I have to apologize in advance if the question is very basic as I am still new to R. I have tried to look on stackoverflow for similar questions, but I still can't resolve the problem that I am facing.
I am currently working on a large dataset X. What I am trying to do is pretty simple. I want to replace all NAs in selected columns (non consecutive columns) with "no".
I firstly have created a variable including all the columns that I want to modify. For instance, if I want to modify the NAs in columns named "m","l" and "h", I wrote the following:
modify <- c("m","l","h")
for (i in 1:length(modify))
column <- modify[i]
X$column <- as.character(X$column) #X is my dataframe
X$column %>% replace_na("no")
This loop returned the output only for the "m" column, which is the first variable in my modify variable. However, even after generating the output after the loop, when I tried to check X$m, nothing has changed in my original dataset.
I also tried to create a function, which is very similar to the loop. Even though no error message was generated, it didn't work as I do not know what the return value should be.
Why can't the loop being applied to my entire dataset while the individual steps in the loop work?
Thank you so so much for your help!
CodePudding user response:
This might help, and was among one of the answers here (but slightly different here using all_of()
:
library(tidyverse)
df <- tibble(x = c(1, 2, NA), y = c("a", NA, "b"))
df
#> # A tibble: 3 × 2
#> x y
#> <dbl> <chr>
#> 1 1 a
#> 2 2 <NA>
#> 3 NA b
modify <- c("x","y")
df %>%
mutate(
across(all_of(modify), ~replace_na(.x, 0))
)
#> # A tibble: 3 × 2
#> x y
#> <dbl> <chr>
#> 1 1 a
#> 2 2 0
#> 3 0 b
Created on 2021-09-22 by the reprex package (v2.0.1)
CodePudding user response:
Here's a base R approach modifying data from @scrameri.
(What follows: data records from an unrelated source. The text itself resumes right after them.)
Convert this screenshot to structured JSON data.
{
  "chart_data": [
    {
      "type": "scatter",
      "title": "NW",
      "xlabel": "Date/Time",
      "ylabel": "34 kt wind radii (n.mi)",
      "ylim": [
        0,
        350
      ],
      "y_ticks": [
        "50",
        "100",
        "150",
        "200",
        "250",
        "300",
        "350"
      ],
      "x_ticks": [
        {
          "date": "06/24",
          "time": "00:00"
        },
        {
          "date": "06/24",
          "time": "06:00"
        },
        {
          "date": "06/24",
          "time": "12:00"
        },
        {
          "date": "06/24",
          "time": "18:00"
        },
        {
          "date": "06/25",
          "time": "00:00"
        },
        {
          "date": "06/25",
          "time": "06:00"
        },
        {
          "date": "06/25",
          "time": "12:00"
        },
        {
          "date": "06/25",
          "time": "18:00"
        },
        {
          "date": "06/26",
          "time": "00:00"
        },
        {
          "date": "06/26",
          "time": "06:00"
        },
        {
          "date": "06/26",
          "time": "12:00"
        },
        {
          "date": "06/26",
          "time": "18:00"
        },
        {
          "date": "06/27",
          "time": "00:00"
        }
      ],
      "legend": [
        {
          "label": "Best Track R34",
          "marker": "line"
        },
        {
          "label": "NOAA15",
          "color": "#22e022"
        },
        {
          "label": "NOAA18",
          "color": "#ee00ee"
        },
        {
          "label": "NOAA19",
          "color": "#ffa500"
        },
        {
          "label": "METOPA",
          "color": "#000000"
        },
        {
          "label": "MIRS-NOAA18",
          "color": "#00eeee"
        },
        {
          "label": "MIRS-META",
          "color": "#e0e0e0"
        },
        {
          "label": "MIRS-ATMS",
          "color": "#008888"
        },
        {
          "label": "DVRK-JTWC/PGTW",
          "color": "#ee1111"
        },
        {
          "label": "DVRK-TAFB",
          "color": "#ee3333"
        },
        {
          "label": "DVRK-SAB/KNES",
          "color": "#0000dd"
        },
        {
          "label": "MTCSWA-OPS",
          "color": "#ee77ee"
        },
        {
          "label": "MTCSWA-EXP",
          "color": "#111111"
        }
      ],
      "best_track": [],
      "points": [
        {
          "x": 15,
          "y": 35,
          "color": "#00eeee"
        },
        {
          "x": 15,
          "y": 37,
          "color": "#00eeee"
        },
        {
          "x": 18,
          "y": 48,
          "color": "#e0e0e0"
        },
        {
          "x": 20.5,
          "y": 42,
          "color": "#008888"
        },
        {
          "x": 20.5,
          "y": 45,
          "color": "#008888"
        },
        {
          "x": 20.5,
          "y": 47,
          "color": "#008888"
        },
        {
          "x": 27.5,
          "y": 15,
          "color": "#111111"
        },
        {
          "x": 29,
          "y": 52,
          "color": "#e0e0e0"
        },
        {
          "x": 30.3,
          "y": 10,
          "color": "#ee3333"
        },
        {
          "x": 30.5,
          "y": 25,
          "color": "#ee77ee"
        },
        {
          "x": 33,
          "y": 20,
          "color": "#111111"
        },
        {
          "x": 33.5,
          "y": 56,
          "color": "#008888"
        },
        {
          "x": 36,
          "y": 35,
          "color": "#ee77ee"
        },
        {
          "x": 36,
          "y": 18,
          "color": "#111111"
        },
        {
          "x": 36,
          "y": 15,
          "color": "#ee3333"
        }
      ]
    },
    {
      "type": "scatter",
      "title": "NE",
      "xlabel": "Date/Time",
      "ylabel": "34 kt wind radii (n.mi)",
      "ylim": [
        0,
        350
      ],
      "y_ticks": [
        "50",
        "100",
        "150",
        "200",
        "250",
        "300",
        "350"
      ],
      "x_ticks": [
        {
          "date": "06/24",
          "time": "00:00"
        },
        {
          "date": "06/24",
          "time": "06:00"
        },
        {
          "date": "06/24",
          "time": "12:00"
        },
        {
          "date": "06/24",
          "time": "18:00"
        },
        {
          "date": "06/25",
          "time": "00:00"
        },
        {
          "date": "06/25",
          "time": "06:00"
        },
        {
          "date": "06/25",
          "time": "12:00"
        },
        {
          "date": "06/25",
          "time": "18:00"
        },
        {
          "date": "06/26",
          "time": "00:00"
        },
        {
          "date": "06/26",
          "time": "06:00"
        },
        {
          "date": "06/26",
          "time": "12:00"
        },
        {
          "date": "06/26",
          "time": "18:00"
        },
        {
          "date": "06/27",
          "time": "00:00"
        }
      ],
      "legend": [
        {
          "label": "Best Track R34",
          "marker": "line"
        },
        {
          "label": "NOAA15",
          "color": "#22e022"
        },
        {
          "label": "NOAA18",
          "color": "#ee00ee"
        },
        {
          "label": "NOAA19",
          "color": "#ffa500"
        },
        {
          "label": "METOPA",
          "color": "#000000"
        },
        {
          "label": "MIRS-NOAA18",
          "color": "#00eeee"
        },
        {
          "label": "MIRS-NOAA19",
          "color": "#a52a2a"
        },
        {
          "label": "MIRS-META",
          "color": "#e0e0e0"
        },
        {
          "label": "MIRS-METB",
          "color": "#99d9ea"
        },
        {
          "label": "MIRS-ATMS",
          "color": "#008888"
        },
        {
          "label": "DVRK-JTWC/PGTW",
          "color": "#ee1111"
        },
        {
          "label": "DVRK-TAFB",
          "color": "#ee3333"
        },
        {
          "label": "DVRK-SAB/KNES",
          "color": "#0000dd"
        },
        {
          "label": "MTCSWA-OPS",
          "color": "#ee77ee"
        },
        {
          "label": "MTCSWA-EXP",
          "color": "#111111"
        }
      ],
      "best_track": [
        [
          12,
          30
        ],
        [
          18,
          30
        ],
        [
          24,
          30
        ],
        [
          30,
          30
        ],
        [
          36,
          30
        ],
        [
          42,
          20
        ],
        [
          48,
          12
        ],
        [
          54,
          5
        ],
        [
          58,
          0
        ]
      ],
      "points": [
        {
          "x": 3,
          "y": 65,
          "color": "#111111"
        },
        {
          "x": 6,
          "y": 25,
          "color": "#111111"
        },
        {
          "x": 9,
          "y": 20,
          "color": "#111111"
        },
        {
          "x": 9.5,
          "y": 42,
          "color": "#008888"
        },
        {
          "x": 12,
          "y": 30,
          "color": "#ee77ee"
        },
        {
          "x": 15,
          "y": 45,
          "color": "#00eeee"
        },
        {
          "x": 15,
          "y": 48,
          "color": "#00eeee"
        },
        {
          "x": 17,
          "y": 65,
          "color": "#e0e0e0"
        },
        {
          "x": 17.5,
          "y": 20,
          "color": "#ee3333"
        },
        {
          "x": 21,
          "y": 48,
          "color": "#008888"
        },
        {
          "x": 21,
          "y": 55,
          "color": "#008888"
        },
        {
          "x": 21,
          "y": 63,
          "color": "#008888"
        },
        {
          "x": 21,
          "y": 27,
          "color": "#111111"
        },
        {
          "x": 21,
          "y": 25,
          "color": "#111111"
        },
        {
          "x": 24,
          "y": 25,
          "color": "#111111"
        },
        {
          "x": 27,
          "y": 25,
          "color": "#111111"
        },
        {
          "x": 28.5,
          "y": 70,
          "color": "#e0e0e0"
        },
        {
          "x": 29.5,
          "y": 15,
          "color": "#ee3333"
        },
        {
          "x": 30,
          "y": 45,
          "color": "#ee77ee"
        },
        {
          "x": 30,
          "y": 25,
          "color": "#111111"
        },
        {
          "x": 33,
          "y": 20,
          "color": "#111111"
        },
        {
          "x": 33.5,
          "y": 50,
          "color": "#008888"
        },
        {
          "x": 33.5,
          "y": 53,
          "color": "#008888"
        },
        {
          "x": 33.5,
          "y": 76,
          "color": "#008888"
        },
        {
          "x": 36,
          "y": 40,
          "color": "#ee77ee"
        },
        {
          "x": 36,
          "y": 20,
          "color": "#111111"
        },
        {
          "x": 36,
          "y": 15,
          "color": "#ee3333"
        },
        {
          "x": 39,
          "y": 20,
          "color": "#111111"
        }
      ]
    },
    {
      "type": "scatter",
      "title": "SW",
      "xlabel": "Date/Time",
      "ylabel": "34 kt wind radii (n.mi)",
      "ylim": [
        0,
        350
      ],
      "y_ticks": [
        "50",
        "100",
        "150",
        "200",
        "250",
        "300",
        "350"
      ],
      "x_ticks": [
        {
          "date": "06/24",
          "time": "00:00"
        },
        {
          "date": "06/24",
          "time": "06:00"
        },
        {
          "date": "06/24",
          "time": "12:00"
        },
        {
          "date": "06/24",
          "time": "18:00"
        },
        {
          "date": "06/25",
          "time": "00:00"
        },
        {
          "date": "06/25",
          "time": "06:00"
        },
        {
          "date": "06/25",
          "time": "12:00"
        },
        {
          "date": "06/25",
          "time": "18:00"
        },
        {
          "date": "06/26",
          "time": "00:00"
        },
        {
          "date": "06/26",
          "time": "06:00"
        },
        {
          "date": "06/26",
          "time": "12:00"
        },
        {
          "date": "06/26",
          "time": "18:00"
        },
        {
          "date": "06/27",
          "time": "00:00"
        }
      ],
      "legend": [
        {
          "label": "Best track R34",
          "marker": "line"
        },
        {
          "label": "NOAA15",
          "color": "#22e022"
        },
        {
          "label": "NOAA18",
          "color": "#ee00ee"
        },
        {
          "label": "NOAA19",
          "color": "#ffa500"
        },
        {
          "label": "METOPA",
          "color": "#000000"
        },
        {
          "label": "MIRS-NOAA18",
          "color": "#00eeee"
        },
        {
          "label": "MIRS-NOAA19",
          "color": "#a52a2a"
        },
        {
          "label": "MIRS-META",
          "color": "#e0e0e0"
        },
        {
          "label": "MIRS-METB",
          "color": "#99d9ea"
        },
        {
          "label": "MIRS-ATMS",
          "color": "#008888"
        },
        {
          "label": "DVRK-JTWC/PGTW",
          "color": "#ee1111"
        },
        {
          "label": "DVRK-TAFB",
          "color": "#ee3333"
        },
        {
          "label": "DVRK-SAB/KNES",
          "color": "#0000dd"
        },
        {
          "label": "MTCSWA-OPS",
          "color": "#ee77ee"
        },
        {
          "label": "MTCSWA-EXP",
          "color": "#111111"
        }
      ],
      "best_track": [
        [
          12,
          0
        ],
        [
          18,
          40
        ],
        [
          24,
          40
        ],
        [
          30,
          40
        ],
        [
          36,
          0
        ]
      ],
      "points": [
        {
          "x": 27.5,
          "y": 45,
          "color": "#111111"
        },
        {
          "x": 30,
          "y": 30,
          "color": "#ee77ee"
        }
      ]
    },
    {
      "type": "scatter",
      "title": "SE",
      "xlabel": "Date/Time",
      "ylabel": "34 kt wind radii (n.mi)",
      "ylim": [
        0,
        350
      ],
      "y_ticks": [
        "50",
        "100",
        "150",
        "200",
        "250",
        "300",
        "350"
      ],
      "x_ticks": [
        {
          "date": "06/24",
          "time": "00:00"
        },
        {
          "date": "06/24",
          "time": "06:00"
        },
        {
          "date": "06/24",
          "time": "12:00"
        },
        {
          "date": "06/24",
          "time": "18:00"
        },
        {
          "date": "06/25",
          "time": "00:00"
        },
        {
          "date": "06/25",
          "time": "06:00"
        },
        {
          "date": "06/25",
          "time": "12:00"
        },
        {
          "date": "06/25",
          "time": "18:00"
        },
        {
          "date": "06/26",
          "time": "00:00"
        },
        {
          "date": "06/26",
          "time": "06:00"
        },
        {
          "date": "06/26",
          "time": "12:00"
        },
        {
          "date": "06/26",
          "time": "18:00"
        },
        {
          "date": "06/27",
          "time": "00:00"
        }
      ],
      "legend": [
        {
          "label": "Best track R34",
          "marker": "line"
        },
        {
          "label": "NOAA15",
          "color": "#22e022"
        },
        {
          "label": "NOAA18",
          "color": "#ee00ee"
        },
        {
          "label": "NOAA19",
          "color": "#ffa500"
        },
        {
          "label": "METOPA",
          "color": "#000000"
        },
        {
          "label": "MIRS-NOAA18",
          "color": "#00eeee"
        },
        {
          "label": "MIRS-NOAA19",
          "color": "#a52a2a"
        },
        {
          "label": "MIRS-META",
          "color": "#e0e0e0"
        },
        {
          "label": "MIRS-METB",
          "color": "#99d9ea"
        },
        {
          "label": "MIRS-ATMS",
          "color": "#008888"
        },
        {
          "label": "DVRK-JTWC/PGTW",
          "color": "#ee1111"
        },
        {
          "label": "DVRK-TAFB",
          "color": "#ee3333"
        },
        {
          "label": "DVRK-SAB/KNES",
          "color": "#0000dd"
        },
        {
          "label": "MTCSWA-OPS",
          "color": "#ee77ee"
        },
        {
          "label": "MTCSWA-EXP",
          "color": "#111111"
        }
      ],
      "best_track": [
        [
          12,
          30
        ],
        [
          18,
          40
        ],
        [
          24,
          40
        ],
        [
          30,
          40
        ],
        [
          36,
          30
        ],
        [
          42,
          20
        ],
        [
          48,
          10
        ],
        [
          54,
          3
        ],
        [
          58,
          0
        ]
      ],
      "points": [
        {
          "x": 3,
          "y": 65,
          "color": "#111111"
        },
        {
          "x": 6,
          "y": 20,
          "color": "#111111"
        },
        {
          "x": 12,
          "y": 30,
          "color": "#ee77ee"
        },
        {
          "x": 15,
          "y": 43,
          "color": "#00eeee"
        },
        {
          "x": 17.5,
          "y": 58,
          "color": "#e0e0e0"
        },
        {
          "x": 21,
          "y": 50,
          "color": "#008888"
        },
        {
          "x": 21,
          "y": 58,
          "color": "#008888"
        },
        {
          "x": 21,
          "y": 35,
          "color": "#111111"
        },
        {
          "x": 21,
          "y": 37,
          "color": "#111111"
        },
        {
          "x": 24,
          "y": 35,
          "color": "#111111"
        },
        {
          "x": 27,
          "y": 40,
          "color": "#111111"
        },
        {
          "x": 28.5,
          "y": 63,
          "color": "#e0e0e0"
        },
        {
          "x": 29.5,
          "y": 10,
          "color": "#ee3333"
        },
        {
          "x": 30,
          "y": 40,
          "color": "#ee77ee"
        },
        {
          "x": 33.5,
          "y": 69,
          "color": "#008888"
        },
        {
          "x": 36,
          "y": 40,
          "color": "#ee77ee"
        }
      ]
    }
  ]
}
df <- data.frame(x = c(1, 2, NA), y = c("a", NA, "b"), c = c(1, NA, 5))
modify <- c('x', 'y')
df[modify][is.na(df[modify])] <- 'no'
df
# x y c
#1 1 a 1
#2 2 no NA
#3 no b 5
CodePudding user response:
I'm going to fix your code with as few changes as possible, so you can learn.
There are two big problems. First, the for
loop needs to have curly braces {}
around the lines you want to loop over. Second, if you want to reference variables in a data frame dynamically, you can't use the $
operator. You have to use double brackets [[]]
.
library(tidyr)
X <- data.frame(m = c(1, 2, NA), l = c("a", NA, "b"), h = c(1, NA, 5))
modify <- c("m","l","h")
for (i in seq_along(modify)) {
column <- modify[i]
X[[column]] <- as.character(X[[column]]) #X is my dataframe
X[[column]] <- X[[column]] %>% replace_na("no")
}
X
# m l h
# 1 1 a 1
# 2 2 no no
# 3 no b 5
You can do what you were trying to do much more efficiently, as shown in the other answers. But I wanted to show you how to do it the way you were trying to correct your understanding of for loops and the subset operator. These are basic things that everyone should understand when you are first learning R.
You might want to go through a beginners tutorial to solidify your understanding. I used tutorialspoint when I was first learning and found it useful.